Все таки можно предлагать гирлянду с цветками Олеандра? Может когда Кришна явил свои лилы, Олеандр был не ядовит? Может информация о том, что такие гирлянды носил Баларама не верная? Где можно точно узнать? Есть желание собрать максимум по списку любимых цветов Господа. Олеандр там есть, что с этим ядовитым красавцем делать не пойму.

----------


## Lakshmana Prana das

Может, не стоит рисковать? Даже если ядовитый цветок красивый, он может навредить преданным, которые примут гирлянду, как прасад от Кришны.

----------


## Толя

> Может, не стоит рисковать? Даже если ядовитый цветок красивый, он может навредить преданным, которые примут гирлянду, как прасад от Кришны.


 Действительно, рисковать не стоит. Выращу олеандр, посмотрю, что это. Хорошо, что есть еще и бегония.

«Алая бегония» на Яндекс.ФоткахУже пять сантиметров  :smilies:  Цветет круглый год, даже зимой можно собирать свежие цветы, говорят "старожилы". Очень похожа на розу.

----------


## Lakshmana Prana das

Здорово! Наверняка Кришне понравится.

----------


## Nada-bindu-vidharini dd

А,припоминаю олеанры.В Теркадамба роща этих олеанров,жёлтенькие ,мы их собирали там,за уши вкладывали ,красоваться.На сколько помню и Бабаджи местный тоже Кришне и Балараме давал такие.

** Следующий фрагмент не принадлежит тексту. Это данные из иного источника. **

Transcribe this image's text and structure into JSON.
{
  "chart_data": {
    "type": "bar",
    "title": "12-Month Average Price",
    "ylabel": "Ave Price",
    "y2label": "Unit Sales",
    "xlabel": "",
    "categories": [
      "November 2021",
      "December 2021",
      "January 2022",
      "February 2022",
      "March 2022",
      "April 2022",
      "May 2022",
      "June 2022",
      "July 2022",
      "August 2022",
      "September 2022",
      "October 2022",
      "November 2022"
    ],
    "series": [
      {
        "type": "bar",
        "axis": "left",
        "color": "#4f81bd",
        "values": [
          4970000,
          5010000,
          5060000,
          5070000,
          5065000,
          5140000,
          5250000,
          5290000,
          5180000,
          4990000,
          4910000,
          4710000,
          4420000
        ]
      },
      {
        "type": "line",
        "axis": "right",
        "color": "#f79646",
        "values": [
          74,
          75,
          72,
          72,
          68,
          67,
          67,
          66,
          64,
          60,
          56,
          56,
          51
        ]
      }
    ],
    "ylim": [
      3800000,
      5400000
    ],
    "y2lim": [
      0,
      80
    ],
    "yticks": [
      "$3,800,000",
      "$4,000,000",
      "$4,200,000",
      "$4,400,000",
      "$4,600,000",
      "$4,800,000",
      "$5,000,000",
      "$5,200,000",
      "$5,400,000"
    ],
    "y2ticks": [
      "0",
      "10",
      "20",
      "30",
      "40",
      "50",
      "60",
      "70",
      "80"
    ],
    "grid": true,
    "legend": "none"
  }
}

А гирлянда выйдет некудышняя-вянут быстро и не пахнут.

----------


## Nada-bindu-vidharini dd

Я выращиваю простые цветы,но розы тоже есть.Они хорошо цветут в конце  июня..и потом мало.За зиму треть вымерзает.Нихачу с ними связываться больше.
По весне маргаритки.Из них хорошие гирлянды.Ещё гвоздики не плохо,но  некоторые сорта тоже вымерзли,остались обычные турецкие гвоздики.
Ещё есть у меня жасмин,вернее жасминовидная гардения,хороший цветок,дома надо выращивать.

----------


## Nandini dd

У меня на окне хорошо растёт обыкновенная герань.Всю зиму предлагали Божествам.

----------


## Nada-bindu-vidharini dd

что-то не вышло скачать,а  хоцца.может вышлите на мыло?

----------


## Nada-bindu-vidharini dd

маллика-жасмин
лаванга-гвоздика

----------


## Lakshmana Prana das

> У меня на окне хорошо растёт обыкновенная герань.Всю зиму предлагали Божествам.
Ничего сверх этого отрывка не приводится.